If there is no space left in the contiguous memory that the vector allocated for the elements, then it needs to move-construct all the D already in it to a new allocation.
And then it destroys all the D elements in the old allocation.
That's terrible though
When that happens
look at my stacktrace
Abandon (core dumped)
Like what I'm doing is basically this
I have a WeightedBinaryTree
That is probably an issue with how your class is designed. Does it follow the rule-of-3 or rule-of-5?

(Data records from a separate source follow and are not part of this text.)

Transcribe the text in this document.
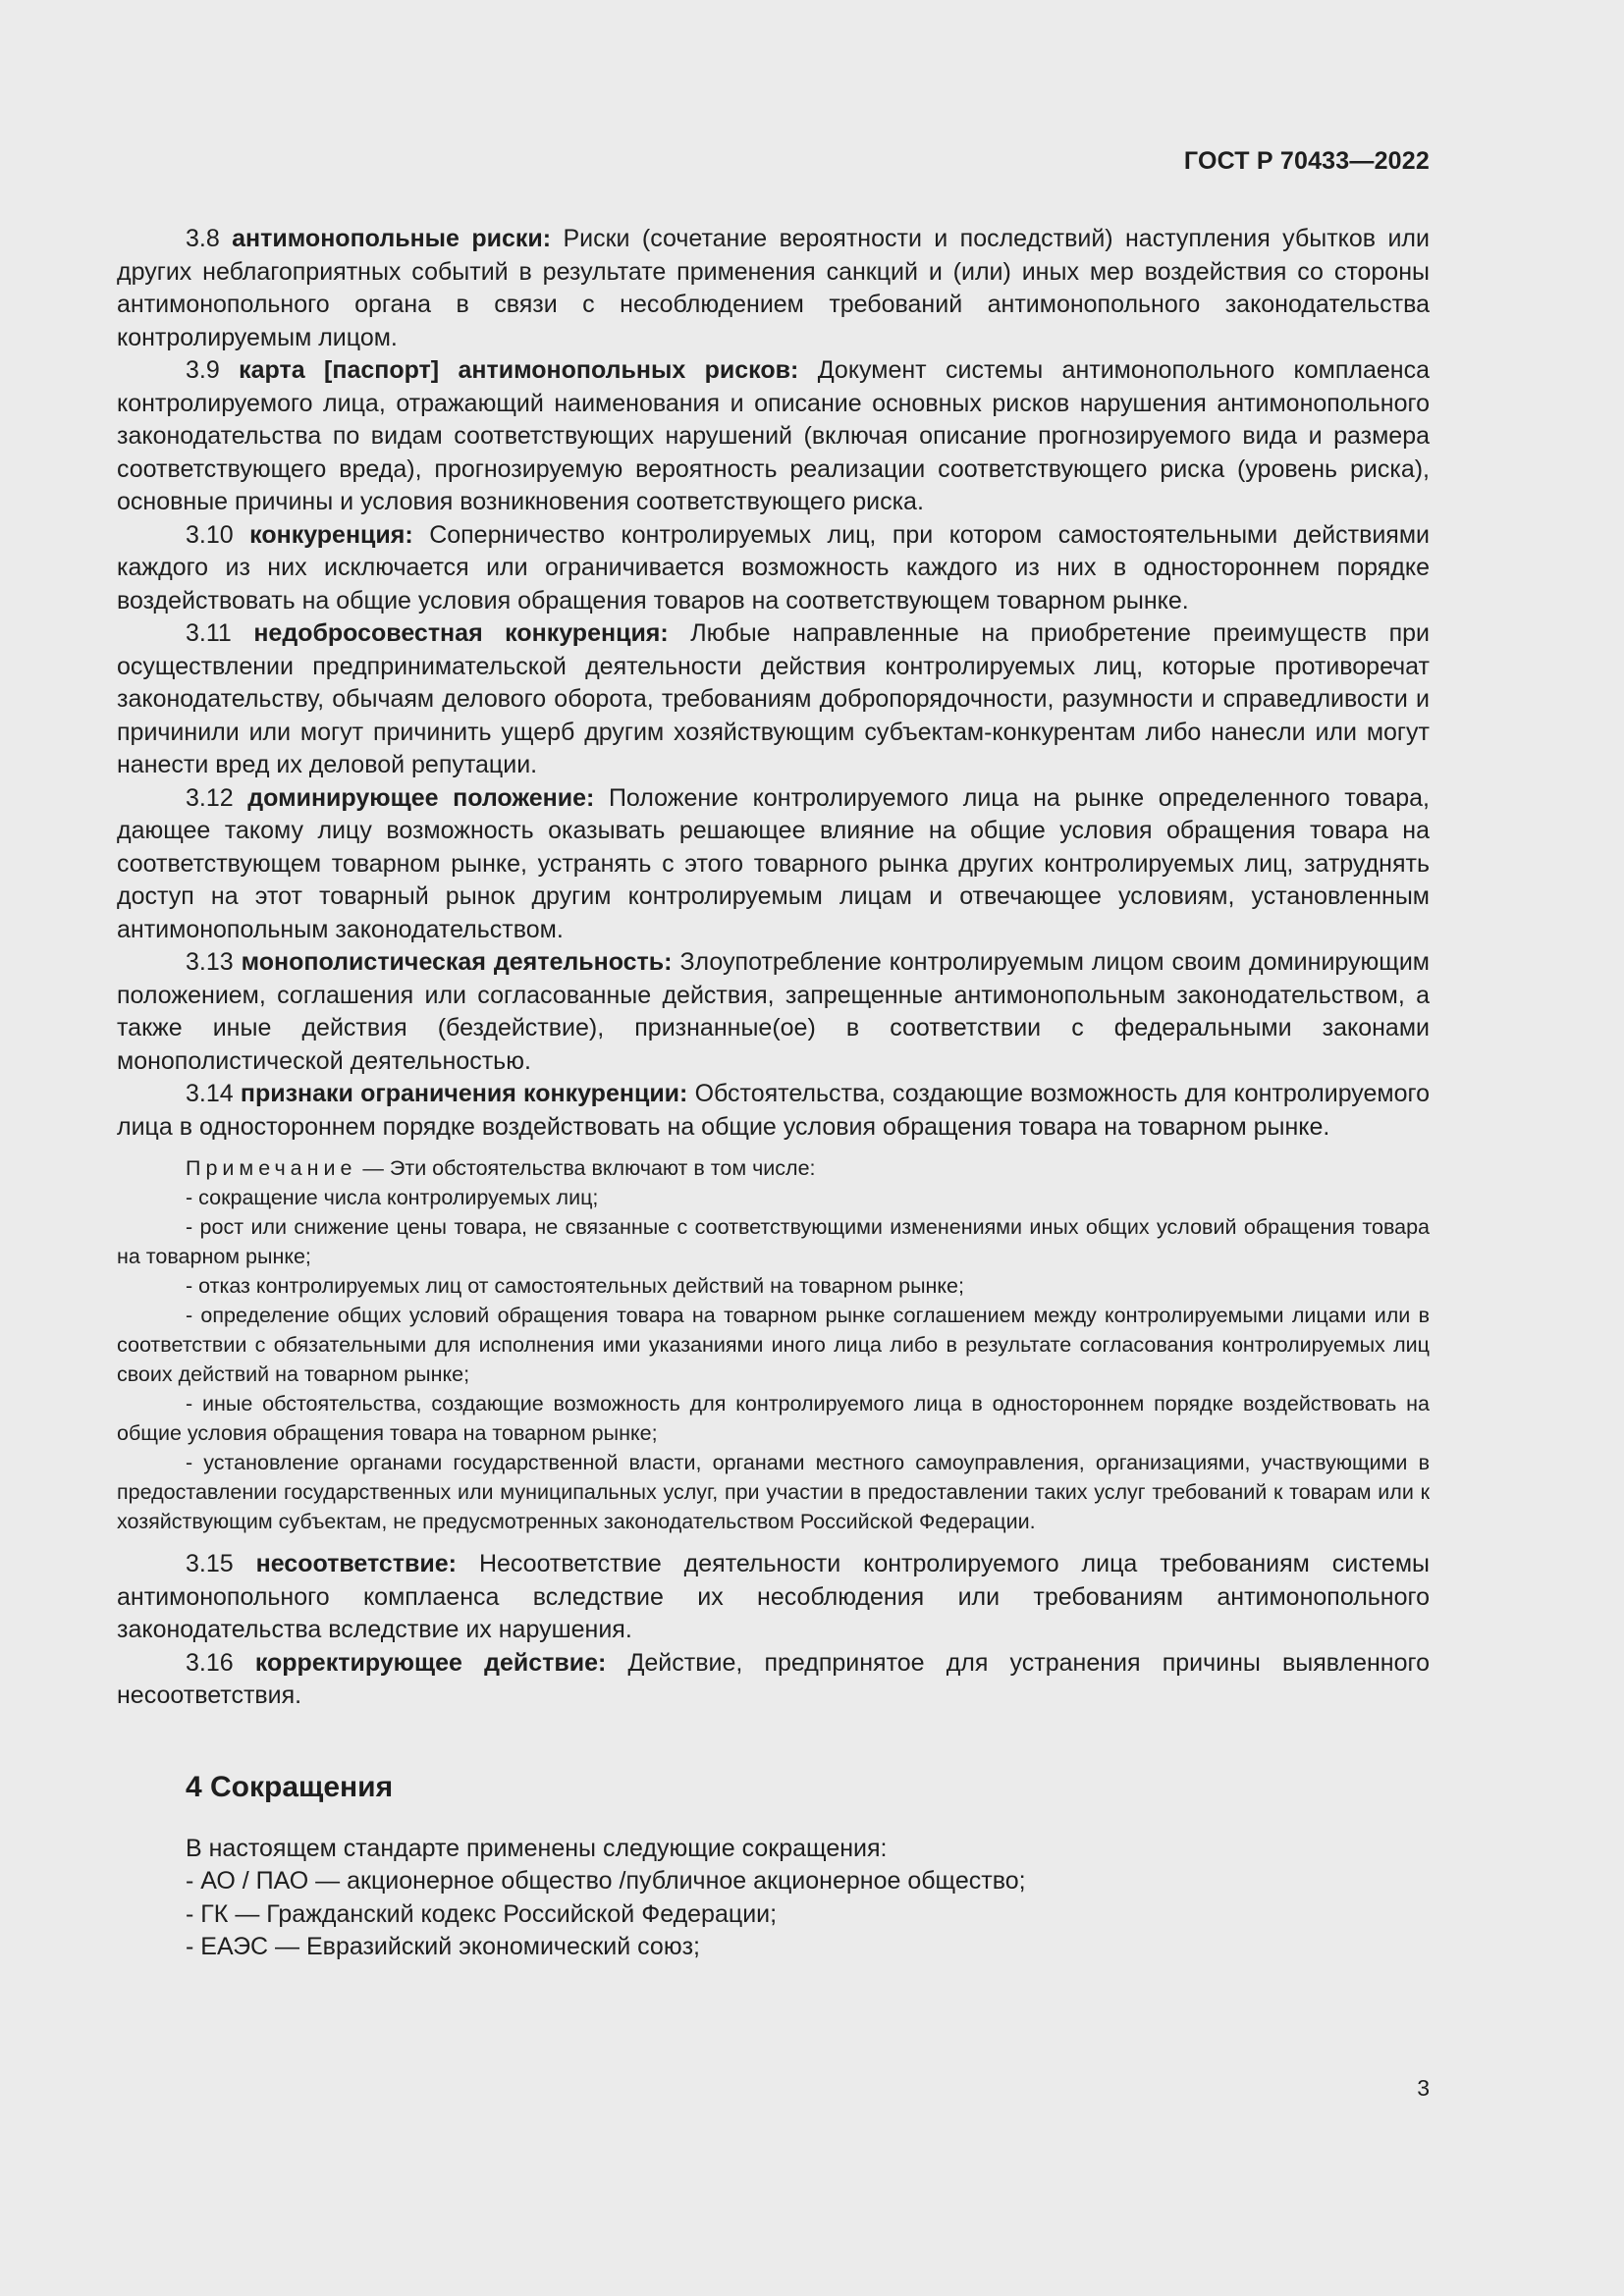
ГОСТ Р 70433—2022

3.8 антимонопольные риски: Риски (сочетание вероятности и последствий) наступления убытков или других неблагоприятных событий в результате применения санкций и (или) иных мер воздействия со стороны антимонопольного органа в связи с несоблюдением требований антимонопольного законодательства контролируемым лицом.

3.9 карта [паспорт] антимонопольных рисков: Документ системы антимонопольного комплаенса контролируемого лица, отражающий наименования и описание основных рисков нарушения антимонопольного законодательства по видам соответствующих нарушений (включая описание прогнозируемого вида и размера соответствующего вреда), прогнозируемую вероятность реализации соответствующего риска (уровень риска), основные причины и условия возникновения соответствующего риска.

3.10 конкуренция: Соперничество контролируемых лиц, при котором самостоятельными действиями каждого из них исключается или ограничивается возможность каждого из них в одностороннем порядке воздействовать на общие условия обращения товаров на соответствующем товарном рынке.

3.11 недобросовестная конкуренция: Любые направленные на приобретение преимуществ при осуществлении предпринимательской деятельности действия контролируемых лиц, которые противоречат законодательству, обычаям делового оборота, требованиям добропорядочности, разумности и справедливости и причинили или могут причинить ущерб другим хозяйствующим субъектам-конкурентам либо нанесли или могут нанести вред их деловой репутации.

3.12 доминирующее положение: Положение контролируемого лица на рынке определенного товара, дающее такому лицу возможность оказывать решающее влияние на общие условия обращения товара на соответствующем товарном рынке, устранять с этого товарного рынка других контролируемых лиц, затруднять доступ на этот товарный рынок другим контролируемым лицам и отвечающее условиям, установленным антимонопольным законодательством.

3.13 монополистическая деятельность: Злоупотребление контролируемым лицом своим доминирующим положением, соглашения или согласованные действия, запрещенные антимонопольным законодательством, а также иные действия (бездействие), признанные(ое) в соответствии с федеральными законами монополистической деятельностью.

3.14 признаки ограничения конкуренции: Обстоятельства, создающие возможность для контролируемого лица в одностороннем порядке воздействовать на общие условия обращения товара на товарном рынке.

Примечание — Эти обстоятельства включают в том числе:

- сокращение числа контролируемых лиц;

- рост или снижение цены товара, не связанные с соответствующими изменениями иных общих условий обращения товара на товарном рынке;

- отказ контролируемых лиц от самостоятельных действий на товарном рынке;

- определение общих условий обращения товара на товарном рынке соглашением между контролируемыми лицами или в соответствии с обязательными для исполнения ими указаниями иного лица либо в результате согласования контролируемых лиц своих действий на товарном рынке;

- иные обстоятельства, создающие возможность для контролируемого лица в одностороннем порядке воздействовать на общие условия обращения товара на товарном рынке;

- установление органами государственной власти, органами местного самоуправления, организациями, участвующими в предоставлении государственных или муниципальных услуг, при участии в предоставлении таких услуг требований к товарам или к хозяйствующим субъектам, не предусмотренных законодательством Российской Федерации.

3.15 несоответствие: Несоответствие деятельности контролируемого лица требованиям системы антимонопольного комплаенса вследствие их несоблюдения или требованиям антимонопольного законодательства вследствие их нарушения.

3.16 корректирующее действие: Действие, предпринятое для устранения причины выявленного несоответствия.

4 Сокращения

В настоящем стандарте применены следующие сокращения:

- АО / ПАО — акционерное общество /публичное акционерное общество;

- ГК — Гражданский кодекс Российской Федерации;

- ЕАЭС — Евразийский экономический союз;

3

It has a bunch of methods:
leaf meaning the node is a leaf and complex if the node has a left and right node
static WeightedBinaryTree<W,D> leaf(W weight, D data){
return WeightedBinaryTree<W,D>(weight,data);
}
static WeightedBinaryTree<W, D> complex(WeightedBinaryTree<W, D>* left,WeightedBinaryTree<W, D>* right) {
W weight = left->get_weight() + right->get_weight();
return WeightedBinaryTree<W,D>(weight, std::make_pair(left, right));
}
bool is_leaf() const {
return std::holds_alternative<D>(m_content);
}
bool is_complex() const {
return std::holds_alternative<std::pair<WeightedBinaryTree<W,D>*,WeightedBinaryTree<W,D>*>>(m_content);
}
W const get_weight() const {
return this->m_weight;
}
D const& get_data() const {
if (this->is_leaf())
return std::get<D>(m_content);
throw std::runtime_error("Tentative d'accès aux données d'un noeud non-terminal");
}
Those are the methods kind off
The important part is that it has copy (and move) constructor and assignment and that they leave the object in a state that can be safely destructed. That's the rule of-3/5.

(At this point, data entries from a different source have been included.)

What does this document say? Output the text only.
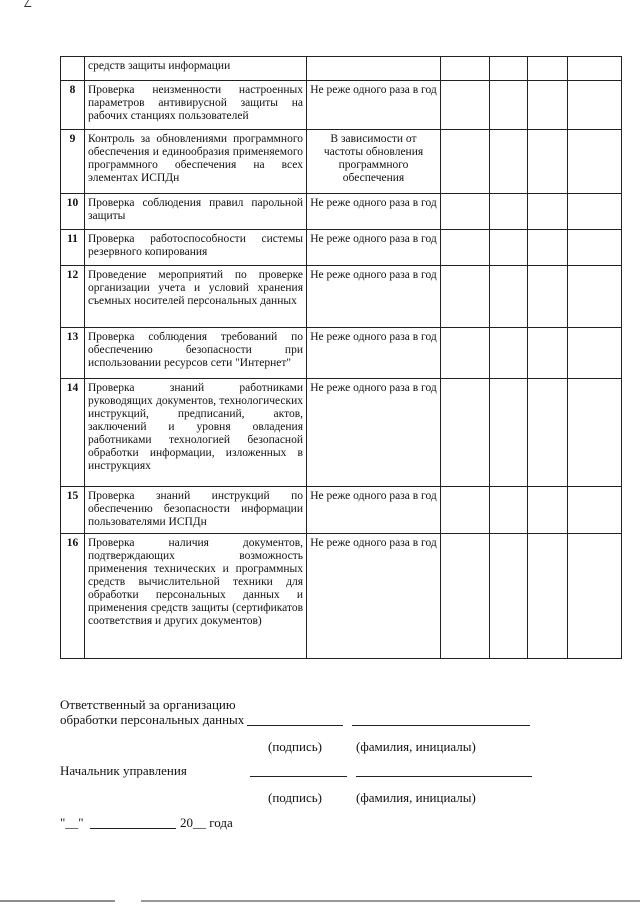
	средств защиты информации					
8	Проверка неизменности настроенных параметров антивирусной защиты на рабочих станциях пользователей	Не реже одного раза в год				
9	Контроль за обновлениями программного обеспечения и единообразия применяемого программного обеспечения на всех элементах ИСПДн	В зависимости от частоты обновления программного обеспечения				
10	Проверка соблюдения правил парольной защиты	Не реже одного раза в год				
11	Проверка работоспособности системы резервного копирования	Не реже одного раза в год				
12	Проведение мероприятий по проверке организации учета и условий хранения съемных носителей персональных данных	Не реже одного раза в год				
13	Проверка соблюдения требований по обеспечению безопасности при использовании ресурсов сети "Интернет"	Не реже одного раза в год				
14	Проверка знаний работниками руководящих документов, технологических инструкций, предписаний, актов, заключений и уровня овладения работниками технологией безопасной обработки информации, изложенных в инструкциях	Не реже одного раза в год				
15	Проверка знаний инструкций по обеспечению безопасности информации пользователями ИСПДн	Не реже одного раза в год				
16	Проверка наличия документов, подтверждающих возможность применения технических и программных средств вычислительной техники для обработки персональных данных и применения средств защиты (сертификатов соответствия и других документов)	Не реже одного раза в год				
Ответственный за организацию
обработки персональных данных
(подпись)	(фамилия, инициалы)
Начальник управления
(подпись)	(фамилия, инициалы)
"__"	20__ года
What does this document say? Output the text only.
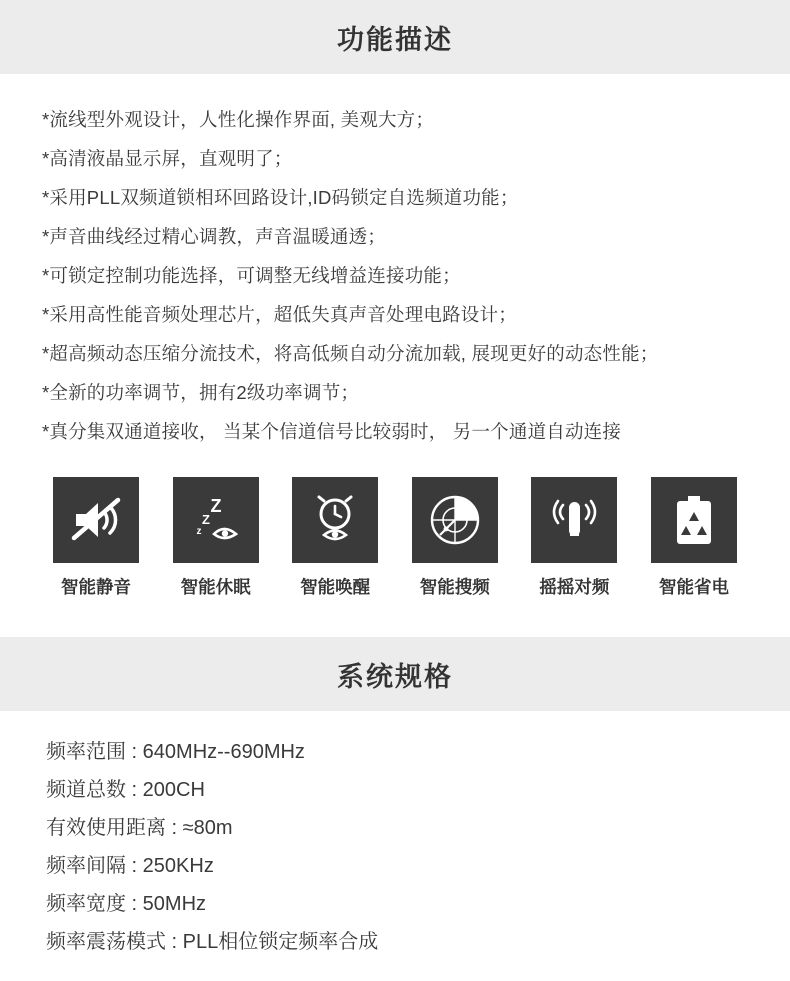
功能描述
*流线型外观设计，人性化操作界面, 美观大方；
*高清液晶显示屏，直观明了；
*采用PLL双频道锁相环回路设计,ID码锁定自选频道功能；
*声音曲线经过精心调教，声音温暖通透；
*可锁定控制功能选择，可调整无线增益连接功能；
*采用高性能音频处理芯片，超低失真声音处理电路设计；
*超高频动态压缩分流技术，将高低频自动分流加载, 展现更好的动态性能；
*全新的功率调节，拥有2级功率调节；
*真分集双通道接收， 当某个信道信号比较弱时， 另一个通道自动连接
智能静音
Z
Z
z
智能休眠	智能唤醒	智能搜频	摇摇对频	智能省电
系统规格
频率范围 : 640MHz--690MHz
频道总数 : 200CH
有效使用距离 : ≈80m
频率间隔 : 250KHz
频率宽度 : 50MHz
频率震荡模式 : PLL相位锁定频率合成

So I need to make an std::move on my assignments?
cuz I've been struggling on that yesterday
and well it's a pain
basically The goal is
I'd have a hashmap
No, your class WeightedBinaryTree should have a copy constructor and a copy assignment operator that make sense, so that calling the destructor on a copy will always be safe.
sthing like this
Forget move for a moment, that is only an optimization for later.
{'a': 4,'b': 6,'c':5}
Where the keys are the data of the tree and the value is basically the weight of the node
I would create a vector of leafs
in the beginning
There is already a hash map in the standard library, it is called std::unordered_map.

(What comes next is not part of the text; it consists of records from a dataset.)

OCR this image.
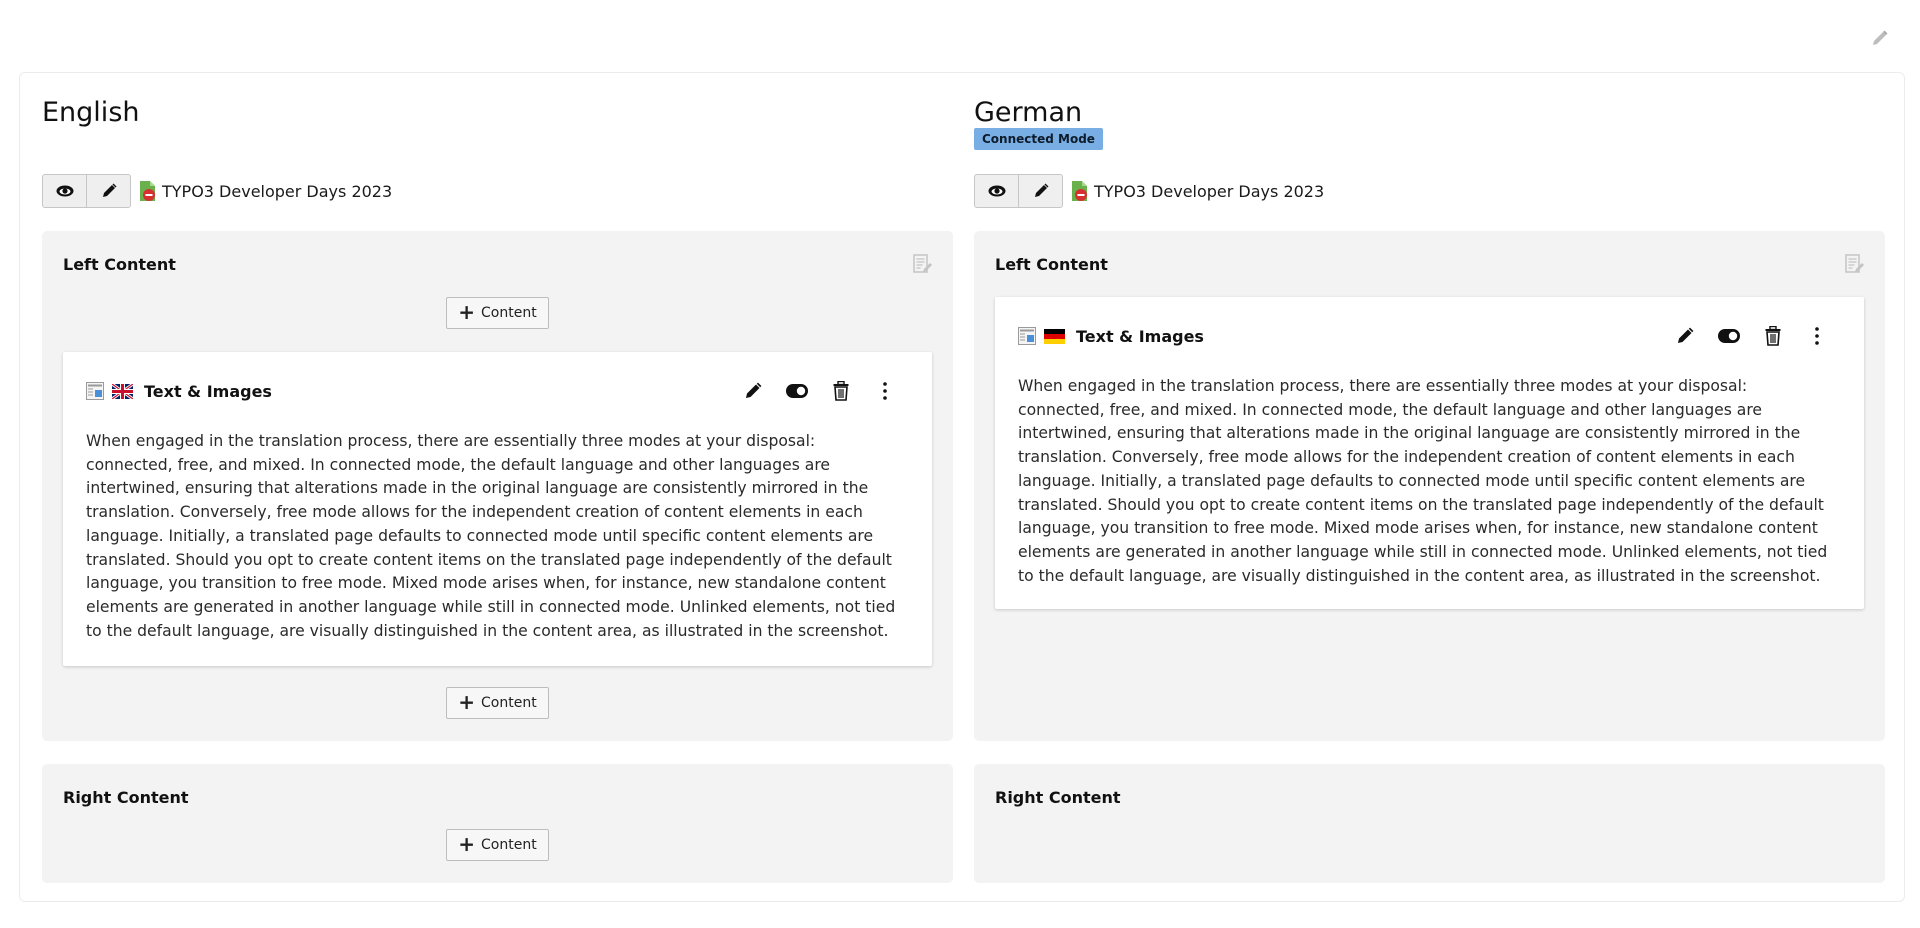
English
TYPO3 Developer Days 2023
Left Content
+ Content
Text & Images
When engaged in the translation process, there are essentially three modes at your disposal:
connected, free, and mixed. In connected mode, the default language and other languages are
intertwined, ensuring that alterations made in the original language are consistently mirrored in the
translation. Conversely, free mode allows for the independent creation of content elements in each
language. Initially, a translated page defaults to connected mode until specific content elements are
translated. Should you opt to create content items on the translated page independently of the default
language, you transition to free mode. Mixed mode arises when, for instance, new standalone content
elements are generated in another language while still in connected mode. Unlinked elements, not tied
to the default language, are visually distinguished in the content area, as illustrated in the screenshot.
+ Content
Right Content
+ Content
German
Connected Mode
TYPO3 Developer Days 2023
Left Content
Text & Images
When engaged in the translation process, there are essentially three modes at your disposal:
connected, free, and mixed. In connected mode, the default language and other languages are
intertwined, ensuring that alterations made in the original language are consistently mirrored in the
translation. Conversely, free mode allows for the independent creation of content elements in each
language. Initially, a translated page defaults to connected mode until specific content elements are
translated. Should you opt to create content items on the translated page independently of the default
language, you transition to free mode. Mixed mode arises when, for instance, new standalone content
elements are generated in another language while still in connected mode. Unlinked elements, not tied
to the default language, are visually distinguished in the content area, as illustrated in the screenshot.
Right Content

meaning that I'll have [leaf('b',6),leaf('c',5),leaf('b',4)]
yes yes
that's what I used
but
Then I want to regroup all leafs into 1 big tree
and here the problem happens
std::vector<utils::WeightedBinaryTree<std::size_t, D>> trees;
std::cout << "HERE" << std::endl;
for (const auto& [data, freq] : frequency_map) {
utils::insert_in_isorted(trees, utils::WeightedBinaryTree<std::size_t, D>::leaf(freq, data));
}
std::cout << trees.size() << std::endl;
for (int i = 0;i < trees.size() ; i++){
std::cout << trees[i].get_weight() << " ";
}
while (trees.size() > 1) {
auto left = utils::WeightedBinaryTree<std::size_t, D>::leaf(trees.back().get_weight(), trees.back().get_data());
std::cout << left.get_data();
trees.pop_back();
std::cout << trees.size();
auto right = utils::WeightedBinaryTree<std::size_t, D>::leaf(trees.back().get_weight(), trees.back().get_data());
trees.pop_back();
auto parent = utils::WeightedBinaryTree<std::size_t, D>::complex(&left, &right);
std::cout << "IM ENTERING";
utils::insert_in_isorted(trees, parent);
for (int i = 0 ; i < trees.size() ; i++)
std::cout << trees[i].get_weight() << " ";
}
I get the two last items each time from the vector
and I try to create a complex tree from them
but it does that error to me
The problem is likely in the WeightedBinaryTree class itself, as I wrote above. Sadly I have to get back to work now. Maybe someone else can help you.